Nadeem Iqbal, the chief executive of Chesterfield Poultry, added: “We are delighted to welcome Banham into the Chesterfield family and look forward to continuing the legacy of the brand and quality poultry production in Attleborough.”

Administration efforts

Allan Graham and Trevor Birch from Duff & Phelps were appointed as joint administrators, covering both Banham Poultry Ltd and Banham Group Ltd. Banham Poultry covered the processing arm of the business, while Banham Group was in charge of rearing the poultry.

Graham explained that the business was under a lot of pressure in a short period of time, which led to no possibility of it continuing.

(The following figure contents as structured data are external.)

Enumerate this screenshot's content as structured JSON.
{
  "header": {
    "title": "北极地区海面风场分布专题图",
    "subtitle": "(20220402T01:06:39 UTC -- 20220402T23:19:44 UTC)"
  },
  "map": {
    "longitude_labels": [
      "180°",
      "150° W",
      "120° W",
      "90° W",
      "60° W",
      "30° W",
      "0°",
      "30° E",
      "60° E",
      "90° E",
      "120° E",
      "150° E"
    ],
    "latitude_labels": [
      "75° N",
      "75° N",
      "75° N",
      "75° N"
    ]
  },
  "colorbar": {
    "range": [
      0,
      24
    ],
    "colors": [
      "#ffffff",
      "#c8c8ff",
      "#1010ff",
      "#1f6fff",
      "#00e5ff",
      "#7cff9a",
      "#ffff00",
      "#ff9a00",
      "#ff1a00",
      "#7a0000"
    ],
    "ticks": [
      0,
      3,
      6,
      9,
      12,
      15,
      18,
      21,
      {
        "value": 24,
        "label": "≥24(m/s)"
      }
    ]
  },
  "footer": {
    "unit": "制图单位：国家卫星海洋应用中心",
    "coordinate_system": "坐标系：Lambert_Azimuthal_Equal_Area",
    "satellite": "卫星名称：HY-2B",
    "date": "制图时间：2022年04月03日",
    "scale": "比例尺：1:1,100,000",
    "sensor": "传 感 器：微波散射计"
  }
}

“It had been undertaking a number of capital projects designed to improve productivity in the longer term, but these have impacted short-term profitability, which in turn has hit margin,” he said. “The sale of the business – covering all assets, employees on permanent contracts, a hatchery and farms and processing plants at Banham – is a success. The swift conclusion of this sale has enabled Duff & Phelps to secure the future of over 1,100 employees, ensuring no break in processing and animal husbandry, guaranteeing the continued supply of high quality poultry to the UK food industry.”

Coinciding with the sale was a difficult week for Banham Poultry. Not only had those in food jobs at the site just been told that they might not have employment if the company could not find a buyer, but there was also an industrial incident at the premises which was serious enough to warrant the halting of local train services and the involvement of the police.

It was, however, a very fortuitous week for Chesterfield Poultry. Getting the site at a bargain price, along with everything needed to run it – and a process which has seen no halt in manufacturing despite the sale – means that they will now be able to reap the full benefit of those long-term investments which have been put into place by the previous owners.

They will now be able to enjoy what may likely be increased profits in years to come as a result of the added assets, which will add to their already substantial market position.